Los detalles del incidente en el Washington Hilton
El suceso que motiva estas declaraciones ocurrió cuando Cole Allen, el acusado, intentó irrumpir en el salón principal del hotel Washington Hilton. En el lugar se encontraban presentes la primera dama Melania Trump, el vicepresidente JD Vance, el presidente de la Cámara de Representantes Mike Johnson y otros altos funcionarios del Gobierno.
La situación, que involucró a cerca de 2.000 invitados entre empresarios, diplomáticos y prensa, fue controlada por el Servicio Secreto. Los agentes efectuaron cinco disparos contra Allen, quien fue reducido inmediatamente. Aunque no hubo heridos, el pánico forzó la evacuación inmediata de todas las autoridades presentes.
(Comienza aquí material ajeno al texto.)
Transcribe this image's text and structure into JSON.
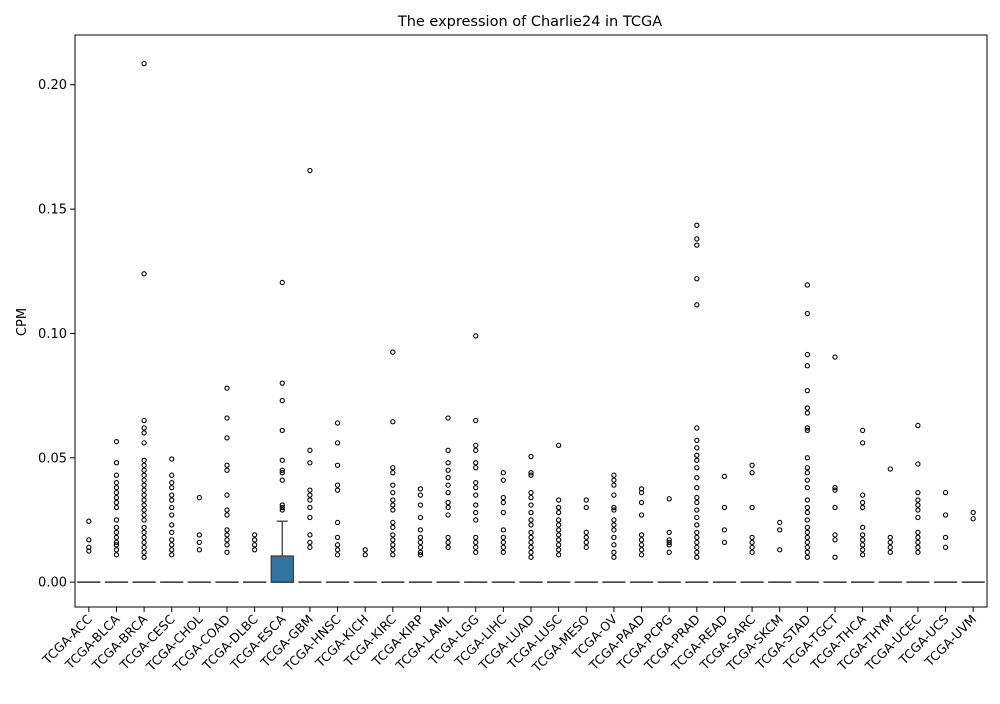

Antecedentes de intentos de atentado
Este episodio marca el tercer intento de ataque contra la vida del presidente en los últimos dos años. El primero ocurrió el 13 de julio de 2024 en un mitin en Butler, Pensilvania, donde Trump recibió un disparo en su oreja derecha, dejando además el saldo de un civil fallecido y otro herido.
Posteriormente, el 15 de septiembre, un segundo intento fue frustrado en su campo de golf en West Palm Beach, Florida. En aquella ocasión, el Servicio Secreto detectó a Ryan Routh, de 58 años, armado con un rifle entre la maleza. El sujeto escapó del lugar, pero fue detenido poco después por las autoridades.
A pesar de estas amenazas, Donald Trump continúa con sus actividades de campaña mientras el Servicio Secreto evalúa nuevos protocolos de seguridad. ¿Logrará el equipo de seguridad garantizar la integridad del presidente en los futuros eventos de cara a las elecciones de medio mandato?